Mit dem neuen Modul „ORF.at Einfache Sprache“ sollen all jene erreicht werden, die einen inhaltlich einfacheren Zugang zu den Informationen benötigen. Am Fuß der blauen Seite kann man sich deshalb, egal ob am Handy, Tablet oder Desktop, ja auch Fernseher, das Fenster „Nachrichten in Einfacher Sprache“ einrichten. Täglich erscheinen in diesem Fenster dann Nachrichten leicht verständlich dargeboten, auch stets ausgestattet mit einem informativen Bild.

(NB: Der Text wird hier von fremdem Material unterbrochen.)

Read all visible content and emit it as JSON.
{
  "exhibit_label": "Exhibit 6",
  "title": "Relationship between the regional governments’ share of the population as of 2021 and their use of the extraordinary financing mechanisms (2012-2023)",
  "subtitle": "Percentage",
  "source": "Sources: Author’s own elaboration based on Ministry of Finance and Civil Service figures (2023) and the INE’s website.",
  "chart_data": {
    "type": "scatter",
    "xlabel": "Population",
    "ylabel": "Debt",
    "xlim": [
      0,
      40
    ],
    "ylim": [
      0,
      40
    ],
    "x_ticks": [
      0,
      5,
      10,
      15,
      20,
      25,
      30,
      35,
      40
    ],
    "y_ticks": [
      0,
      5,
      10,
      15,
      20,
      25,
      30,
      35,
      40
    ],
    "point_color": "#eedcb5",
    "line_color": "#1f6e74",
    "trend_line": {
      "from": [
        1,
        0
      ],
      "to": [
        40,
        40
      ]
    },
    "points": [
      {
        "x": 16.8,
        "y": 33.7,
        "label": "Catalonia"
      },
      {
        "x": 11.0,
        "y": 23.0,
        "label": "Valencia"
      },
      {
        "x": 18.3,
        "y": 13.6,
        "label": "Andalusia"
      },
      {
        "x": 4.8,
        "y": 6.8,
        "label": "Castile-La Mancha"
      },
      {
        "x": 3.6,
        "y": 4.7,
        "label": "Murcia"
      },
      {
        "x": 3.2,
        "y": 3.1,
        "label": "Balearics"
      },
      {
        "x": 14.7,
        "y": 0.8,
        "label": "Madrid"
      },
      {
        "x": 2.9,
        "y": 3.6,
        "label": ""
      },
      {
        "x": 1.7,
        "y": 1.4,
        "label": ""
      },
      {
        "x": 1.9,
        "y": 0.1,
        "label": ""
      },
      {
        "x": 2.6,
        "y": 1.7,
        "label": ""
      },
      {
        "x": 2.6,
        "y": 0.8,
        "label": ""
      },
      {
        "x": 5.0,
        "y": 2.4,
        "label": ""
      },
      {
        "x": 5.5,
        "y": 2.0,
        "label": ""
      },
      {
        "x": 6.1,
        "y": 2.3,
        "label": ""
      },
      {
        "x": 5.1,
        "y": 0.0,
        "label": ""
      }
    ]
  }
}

Bildschirmfoto zeigt wie bei den Kurzmeldungen auf ORF.at die Meldungen in Einfacher Sprache eingerichtet werden können
ORF.at
Einfach einzurichten am Fuß des ORF.at-Nachrichtentickers

Deutlich größer fällt dabei auch die Schrift im Fenster „Einfache Sprache“ aus und soll damit auch eine notwendige Leseerleichterung bringen. Bereits erste Testgeschichten auf ORF.at im Verbund mit dem Verein Jugend am Werk im Jahr 2014 haben gezeigt: Das Interesse an einem Angebot in Einfacher Sprache war enorm.

Teletext als Vorreiter

Angeboten werden die Nachrichten in Einfacher Sprache auch vom ORF-Teletext, der bereits seit 2017 ab der Seite 470 „Nachrichten leicht verständlich“ anbietet. Bisher war das nur von Montag bis Freitag möglich, nun wird es online und im Teletext eine Abdeckung an 365 Tagen im Jahr mit leicht verstehbaren Nachrichten geben.

Kooperation mit APA

Möglich ist dieses Angebot durch eine enge Kooperation zwischen dem ORF und der Austria Presse Agentur (APA), die seit Längerem Nachrichten in „Leichter Sprache“ anbietet – und das im Rahmen einer Kooperation mit dem ORF nun ausgeweitet hat. Die von der APA bereitgestellten Meldungen werden aber bald erweitert durch Beiträge der Inklusiven Lehrredaktion, die zum Jahresanfang in das ORF-Zentrum auf dem Küniglberg gezogen ist. Hatte das vom Fonds Soziales Wien (FSW) unterstützte und von Jugend am Werk umgesetzte Projekt früher beim „Kurier“ dank der Pionierleistungen von Heinz „KiKu“ Wagner eine Heimat gefunden, konnte das Team nun im Bereich der Human-Ressource-Abteilung des ORF eine neues Zuhause finden.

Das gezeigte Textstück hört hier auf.